We mothers come to a point in life where we do have to let our daughters make their own mistakes.

iVillage Member
Registered: 12-27-2010
Mon, 05-16-2011 - 12:11pm
Thank, very well worded. She is super defensive about him, as he is perfect in her eyes. I think she actually know better.
Avatar for deenow17
iVillage Member
Registered: 10-12-2004
Mon, 05-16-2011 - 12:46pm
As a Mom whose daughter is marrying the guy I haven't liked for the last 8 yrs they have been together, don't say much. It's not worth losing her because of your feelings towards him especially if your red flags are actual issues. She will need to know that you are there to support her regardless of what comes her way without any I told you sos. You can tell her calming if you feel she is in danger from him but let her know that whatever decision she makes, you are always there for her. It's her decision if she doesn't open doors, fuss over her, etc..

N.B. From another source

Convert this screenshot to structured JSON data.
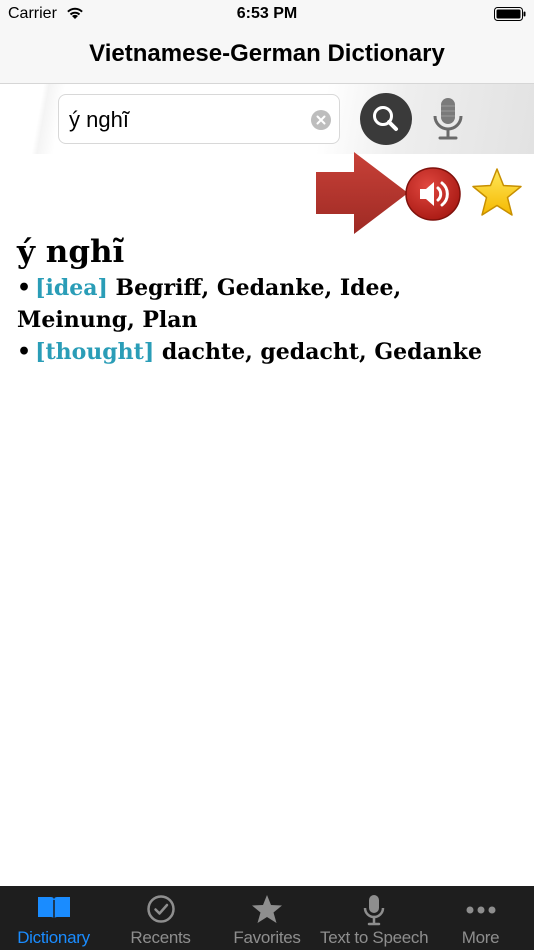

My future SIL is thoughtless, self centred, verbally abusive and they are so wrong for each other. However, he is her choice & they have our DGS together. DD will do everything to make this marriage work. However, when it fails as I expect it will, we will be there to support her whenever & however she needs it. She knows she can come home anytime.

Dee
iVillage Member
Registered: 12-27-2010
Mon, 05-16-2011 - 3:16pm

I would need to run the background check and if I knew they were accurate would.